Pharmacokinetics and pharmacodynamics of a known active PPI with a novel Dual Delayed Release technology, dexlansoprazole MR: a combined analysis of randomized controlled clinical trials.

Background: Dexlansoprazole MR is a novel Dual Delayed Release formulation of dexlansoprazole, an enantiomer of lansoprazole, designed to prolong the plasma concentration-time profile of dexlansoprazole and extend duration of acid suppression with once-daily (QD) dosing.

Objectives: To assess the pharmacokinetics and pharmacodynamics of dexlansoprazole at different doses of dexlansoprazole MR and delineate the exposure-response relationship following oral administration of dexlansoprazole MR.

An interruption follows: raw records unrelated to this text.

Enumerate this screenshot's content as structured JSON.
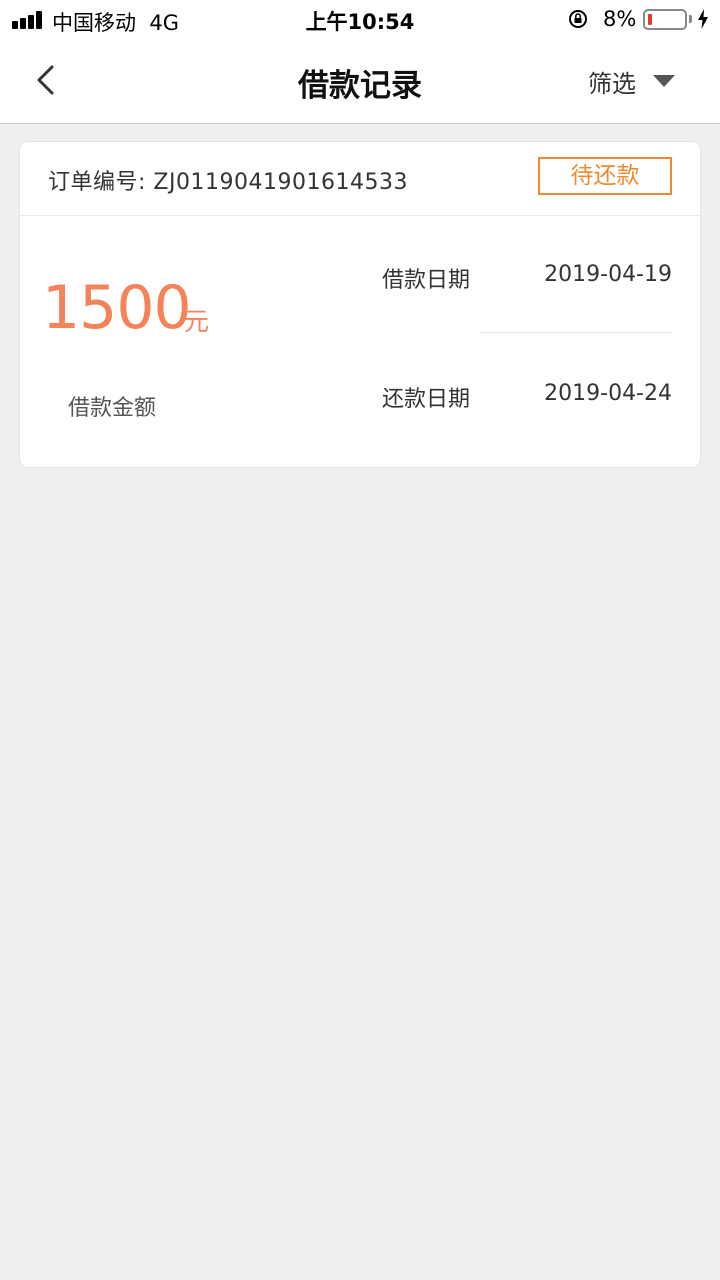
{
  "status_bar": {
    "carrier": "中国移动",
    "network": "4G",
    "time": "上午10:54",
    "battery_percent": "8%",
    "battery_level": 0.08
  },
  "nav": {
    "title": "借款记录",
    "filter_label": "筛选"
  },
  "record": {
    "order_label": "订单编号:",
    "order_number": "ZJ0119041901614533",
    "status": "待还款",
    "amount": "1500",
    "amount_unit": "元",
    "amount_label": "借款金额",
    "loan_date_label": "借款日期",
    "loan_date": "2019-04-19",
    "repay_date_label": "还款日期",
    "repay_date": "2019-04-24"
  },
  "colors": {
    "accent": "#f4835a",
    "badge": "#f08a30",
    "background": "#efefef"
  }
}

Methods: Dexlansoprazole MR was evaluated in two prospective randomized studies in healthy subjects. In study 1 (n = 40), subjects received dexlansoprazole MR 60, 90, and 120 mg and lansoprazole 30 mg QD. In study 2 (n = 45), subjects received dexlansoprazole MR 30 and 60 mg and lansoprazole 15 mg QD. Data from these trials were pooled and analyzed to describe the relationship between intragastric pH and dexlansoprazole systemic exposure.

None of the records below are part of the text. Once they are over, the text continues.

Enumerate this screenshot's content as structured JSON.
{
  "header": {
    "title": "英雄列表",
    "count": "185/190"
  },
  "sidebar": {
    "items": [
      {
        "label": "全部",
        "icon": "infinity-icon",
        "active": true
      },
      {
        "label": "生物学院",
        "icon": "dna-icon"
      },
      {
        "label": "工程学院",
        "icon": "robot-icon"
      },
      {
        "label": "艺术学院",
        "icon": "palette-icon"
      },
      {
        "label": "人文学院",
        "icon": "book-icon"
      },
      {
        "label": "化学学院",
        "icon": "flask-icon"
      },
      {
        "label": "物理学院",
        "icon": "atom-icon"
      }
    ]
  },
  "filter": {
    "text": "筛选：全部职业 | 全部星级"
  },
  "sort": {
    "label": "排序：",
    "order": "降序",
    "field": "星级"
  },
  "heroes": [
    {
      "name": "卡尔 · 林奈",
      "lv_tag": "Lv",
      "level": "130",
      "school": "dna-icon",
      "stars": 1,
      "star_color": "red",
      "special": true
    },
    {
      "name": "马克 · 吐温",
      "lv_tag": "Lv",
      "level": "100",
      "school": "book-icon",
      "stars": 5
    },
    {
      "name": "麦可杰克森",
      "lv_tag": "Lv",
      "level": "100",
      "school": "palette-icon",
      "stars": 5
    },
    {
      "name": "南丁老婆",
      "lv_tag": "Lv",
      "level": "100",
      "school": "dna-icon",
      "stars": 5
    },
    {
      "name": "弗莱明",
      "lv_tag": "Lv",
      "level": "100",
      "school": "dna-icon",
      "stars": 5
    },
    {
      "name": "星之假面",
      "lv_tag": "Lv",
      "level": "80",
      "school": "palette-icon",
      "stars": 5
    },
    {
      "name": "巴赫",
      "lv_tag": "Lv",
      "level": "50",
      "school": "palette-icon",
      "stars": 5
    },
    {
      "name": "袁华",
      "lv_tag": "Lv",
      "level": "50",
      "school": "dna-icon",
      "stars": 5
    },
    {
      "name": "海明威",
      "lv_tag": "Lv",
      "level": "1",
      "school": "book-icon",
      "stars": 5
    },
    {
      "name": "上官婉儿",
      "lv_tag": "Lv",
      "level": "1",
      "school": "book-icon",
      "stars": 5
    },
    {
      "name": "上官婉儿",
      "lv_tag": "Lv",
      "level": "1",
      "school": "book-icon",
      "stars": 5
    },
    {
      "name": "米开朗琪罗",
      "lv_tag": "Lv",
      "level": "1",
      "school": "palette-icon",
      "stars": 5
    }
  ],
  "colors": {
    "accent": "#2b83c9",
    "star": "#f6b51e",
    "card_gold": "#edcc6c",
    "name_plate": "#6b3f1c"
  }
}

Results: Data from 83 subjects were analyzed. The dexlansoprazole plasma concentration-time profile following administration of dexlansoprazole MR was characterized by two distinct peaks and a prolonged drug exposure during the 24-h dosing interval. Approximate dose proportionality was observed for mean peak plasma concentration and area under the plasma-concentration time curve after administration of dexlansoprazole MR. In each study, doses of dexlansoprazole MR generally produced greater gastric acid suppression than lansoprazole. Based on the exposure-response analysis using combined data from these two trials, the predicted mean 24-h intragastric pH values were 4.06 and 4.35 for the dexlansoprazole MR 30- and 90-mg doses, respectively. The percent of time pH > 4 over 24 h values were 59.2% and 66.7% for dexlansoprazole MR 30 and 90 mg, respectively. No appreciable additional gain in the pharmacodynamic response was predicted for dexlansoprazole MR 120 mg. Despite combining data from two studies to evaluate a broader dose range, this analysis provided a reasonable estimate of the pharmacodynamic parameters and a good characterization of the dexlansoprazole MR exposure-response relationship.

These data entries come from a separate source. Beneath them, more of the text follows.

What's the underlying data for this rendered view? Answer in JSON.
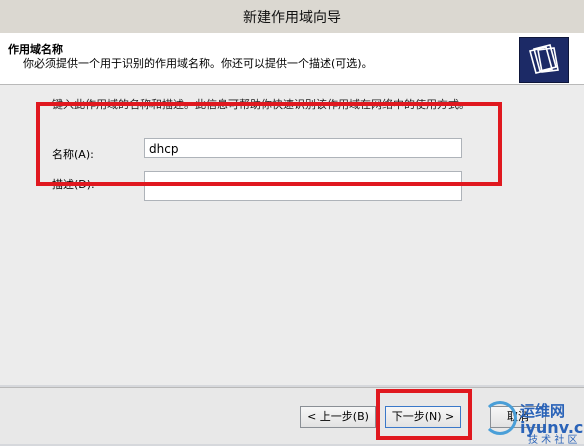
{
  "window": {
    "title": "新建作用域向导"
  },
  "header": {
    "title": "作用域名称",
    "subtitle": "你必须提供一个用于识别的作用域名称。你还可以提供一个描述(可选)。",
    "icon": "wizard-folder-icon"
  },
  "body": {
    "intro": "键入此作用域的名称和描述。此信息可帮助你快速识别该作用域在网络中的使用方式。",
    "name_label": "名称(A):",
    "name_value": "dhcp",
    "description_label": "描述(D):",
    "description_value": ""
  },
  "footer": {
    "back_label": "< 上一步(B)",
    "next_label": "下一步(N) >",
    "cancel_label": "取消"
  },
  "watermark": {
    "line1": "运维网",
    "line2": "iyunv.com",
    "line3": "技 术 社 区"
  },
  "colors": {
    "highlight": "#e0181f",
    "header_icon_bg": "#1c2a66"
  }
}
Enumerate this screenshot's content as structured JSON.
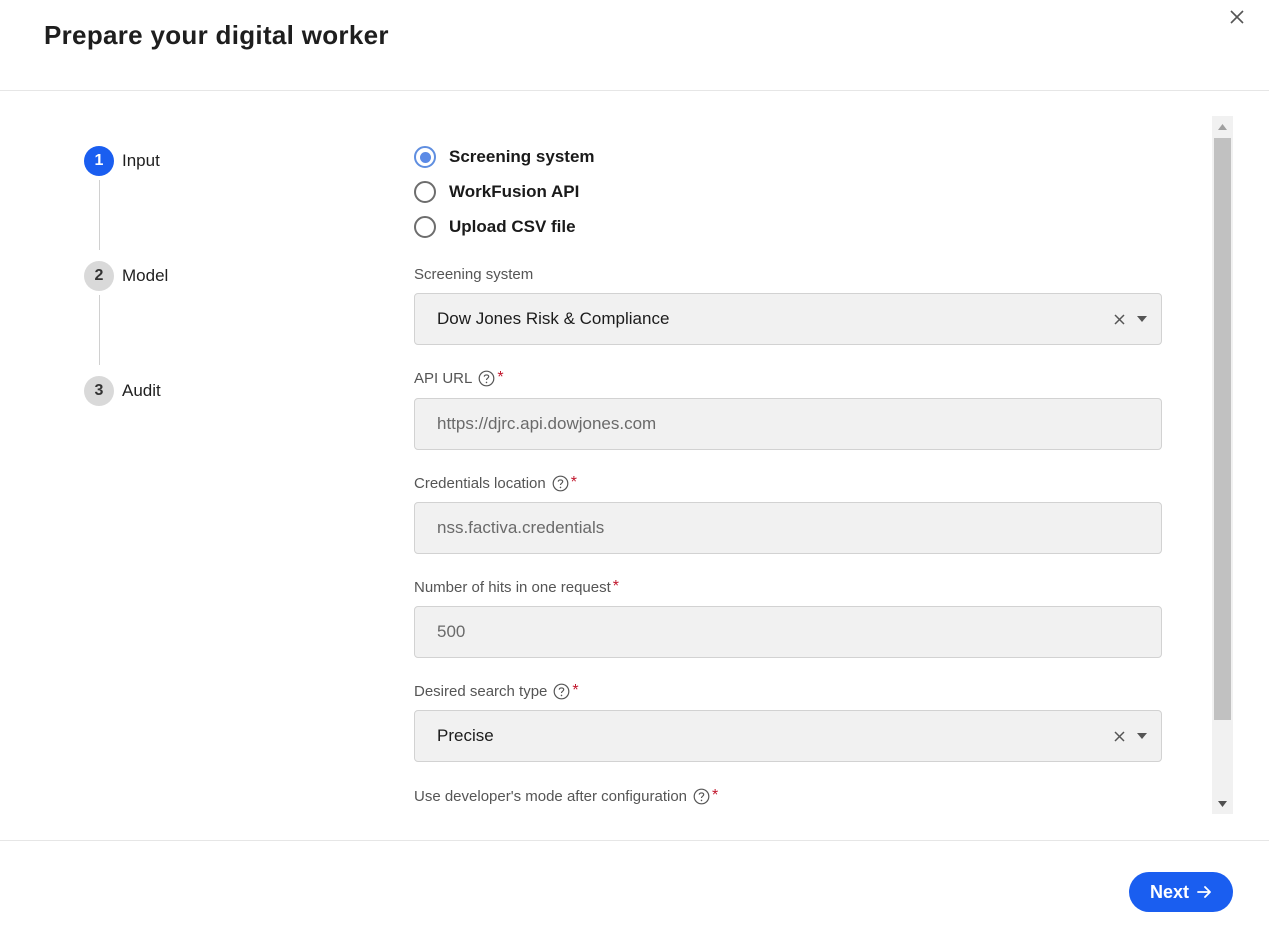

Conclusions: Dexlansoprazole MR, a proton pump inhibitor that uses Dual Delayed Release technology, produced a pharmacokinetic profile with a plasma concentration-time curve characterized by two distinct peaks and an extended duration of pharmacologically active dexlansoprazole concentration in plasma. Exposure-response analysis indicated a progressive increase in the pharmacodynamic response as dexlansoprazole MR doses increased from 30 to 90 mg.